Moses my servant Comp. Deuteronomy 34:5. The highest possible title under the theocracy. Joshua as yet is but the "attendant" of Moses. The higher title is given him in Joshua 24:29.

this Jordan one of the most singular rivers in the world, which "has never been navigable, and flows into a sea that has never known a port." Observe

(a) Its name. It is never called "the river" or "brook," or by any other name than its own, "the Jordan" = "the Descender."

(b) Its sources. Far up in northern Palestine, the fork of the two ranges of Anti-Libanus "is alive with bursting fountains and gushing streams," every one of which sooner or later finds its way into a swamp between Bâniâsand Lake Hûleh. Two of these streams deserve special attention, (i) one at Bâniâs, (ii) the other at Tel-el-Kâdy. The former is the upper, the latter the lowersource of the "River of Palestine."
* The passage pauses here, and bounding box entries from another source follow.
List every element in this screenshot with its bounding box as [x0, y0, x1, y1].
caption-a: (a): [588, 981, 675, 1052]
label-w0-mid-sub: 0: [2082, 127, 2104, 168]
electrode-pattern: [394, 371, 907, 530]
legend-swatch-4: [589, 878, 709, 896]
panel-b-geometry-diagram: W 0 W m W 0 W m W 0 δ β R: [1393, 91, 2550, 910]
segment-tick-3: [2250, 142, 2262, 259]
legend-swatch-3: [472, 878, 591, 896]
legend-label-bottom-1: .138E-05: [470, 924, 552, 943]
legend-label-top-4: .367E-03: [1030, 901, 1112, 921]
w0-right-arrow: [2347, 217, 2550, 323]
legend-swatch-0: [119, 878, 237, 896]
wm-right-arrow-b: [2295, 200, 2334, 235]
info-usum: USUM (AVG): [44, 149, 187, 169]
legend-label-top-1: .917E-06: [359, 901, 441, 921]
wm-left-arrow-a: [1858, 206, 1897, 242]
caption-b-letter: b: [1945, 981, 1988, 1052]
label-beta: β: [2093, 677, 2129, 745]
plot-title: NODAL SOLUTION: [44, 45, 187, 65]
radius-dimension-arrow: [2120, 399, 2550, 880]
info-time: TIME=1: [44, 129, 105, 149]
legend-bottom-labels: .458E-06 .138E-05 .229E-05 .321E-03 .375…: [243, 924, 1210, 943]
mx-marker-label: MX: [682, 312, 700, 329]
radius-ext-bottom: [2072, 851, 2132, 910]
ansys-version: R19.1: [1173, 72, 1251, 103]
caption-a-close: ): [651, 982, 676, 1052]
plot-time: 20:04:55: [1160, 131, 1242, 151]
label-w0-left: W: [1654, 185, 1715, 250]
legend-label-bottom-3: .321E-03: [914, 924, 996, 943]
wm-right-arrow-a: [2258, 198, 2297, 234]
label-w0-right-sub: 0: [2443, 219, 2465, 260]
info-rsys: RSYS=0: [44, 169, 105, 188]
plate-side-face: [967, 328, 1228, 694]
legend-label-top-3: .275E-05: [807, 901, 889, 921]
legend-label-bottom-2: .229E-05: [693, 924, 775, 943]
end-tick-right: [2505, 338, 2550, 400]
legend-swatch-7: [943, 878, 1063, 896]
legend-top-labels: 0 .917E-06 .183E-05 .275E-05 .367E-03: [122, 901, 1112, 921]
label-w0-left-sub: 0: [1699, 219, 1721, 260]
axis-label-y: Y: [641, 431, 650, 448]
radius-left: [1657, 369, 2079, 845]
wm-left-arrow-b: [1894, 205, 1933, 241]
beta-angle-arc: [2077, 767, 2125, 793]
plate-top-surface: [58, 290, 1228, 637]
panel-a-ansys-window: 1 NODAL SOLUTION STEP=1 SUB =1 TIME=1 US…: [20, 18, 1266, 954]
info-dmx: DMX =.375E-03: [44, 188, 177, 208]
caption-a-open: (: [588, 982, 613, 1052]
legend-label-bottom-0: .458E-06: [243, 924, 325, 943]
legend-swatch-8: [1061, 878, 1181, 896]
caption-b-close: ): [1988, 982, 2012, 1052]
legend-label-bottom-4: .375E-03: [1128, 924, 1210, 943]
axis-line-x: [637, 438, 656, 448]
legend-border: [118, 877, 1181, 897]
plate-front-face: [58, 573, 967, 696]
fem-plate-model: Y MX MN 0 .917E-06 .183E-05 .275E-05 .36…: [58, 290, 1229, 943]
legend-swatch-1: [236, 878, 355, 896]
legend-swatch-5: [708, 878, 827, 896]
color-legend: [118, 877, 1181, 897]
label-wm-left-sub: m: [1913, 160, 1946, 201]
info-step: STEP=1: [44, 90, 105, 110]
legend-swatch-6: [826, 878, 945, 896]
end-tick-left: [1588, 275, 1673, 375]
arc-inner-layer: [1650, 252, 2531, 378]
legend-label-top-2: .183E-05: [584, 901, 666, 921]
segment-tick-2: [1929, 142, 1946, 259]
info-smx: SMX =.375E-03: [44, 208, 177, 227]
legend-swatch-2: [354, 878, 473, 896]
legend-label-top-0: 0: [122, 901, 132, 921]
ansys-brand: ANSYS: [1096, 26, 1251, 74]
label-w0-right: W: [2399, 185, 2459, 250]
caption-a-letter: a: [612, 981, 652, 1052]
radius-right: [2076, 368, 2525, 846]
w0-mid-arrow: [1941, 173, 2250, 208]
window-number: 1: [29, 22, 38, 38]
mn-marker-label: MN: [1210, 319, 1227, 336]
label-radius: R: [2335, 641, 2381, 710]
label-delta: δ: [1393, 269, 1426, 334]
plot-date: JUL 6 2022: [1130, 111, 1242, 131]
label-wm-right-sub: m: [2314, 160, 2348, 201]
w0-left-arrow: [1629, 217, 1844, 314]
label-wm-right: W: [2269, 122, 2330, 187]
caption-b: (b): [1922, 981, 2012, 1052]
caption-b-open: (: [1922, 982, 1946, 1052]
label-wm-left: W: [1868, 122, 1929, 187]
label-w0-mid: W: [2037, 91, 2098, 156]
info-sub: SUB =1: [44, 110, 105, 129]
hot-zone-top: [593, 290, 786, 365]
(c) Its course, which is marked by three distinct stages:

(i) Enclosed within the ranges of Lebanon and Anti-Lebanon, which run parallel to the Mediterranean from north to south, its streams for as yet it can hardly be called a single river fall into the lake called of old Merom, then Samaelon ("the High Lake"), now Hûleh. "Half morass, half tarn, this lake is … surrounded by an almost impenetrable jungle of reeds abounding in wild fowl."

(ii) Here it might seem destined to end, like the Barada "the river of Damascus" in the wide marshy lake, a day's journey beyond that city, but "the Descender" is not thus absorbed. Fed, like the lake itself, by innumerable springs in the slopes of Lebanon, and met by a deep depression for its bed, it rushes with increased rapidity three hundred feet downwards into the Lake of Gennesaret, which is about the same length as our own Windermere, but of much greater breadth.

(iii) At the mouth of the Lake it is about 70 feet wide, "a lazy turbid stream, flowing between low alluvial banks" and here again it might seem to have closed its course. But it issues forth once more, now a foaming torrent, and plunges through twenty-seven rapids, with a fall of a thousand feet, on its lowest and final stage, into the Dead Sea.

(d) Its windings. The distance from the Lake el-Hûlehto the Sea of Tiberias is nearly 9 miles, that from the Lake to the Dead Sea about 60 miles. But within this latter space the river traverses a distance of at least 200 miles. Darting first to the right, then to the left, then to the right again, "as if sensible of his sad fate," to use the quaint words of Fuller, "and desirous to deferre what he cannot avoid, he fetcheth many turnings and windings, but all will not avail him from falling into the Dead Sea." See Stanley's Sinai and Palestine, pp. 282, 283; Thomson's Land and the Book; Ritter's Geography of Palestine; Macgregor's Rob Roy on the Jordan.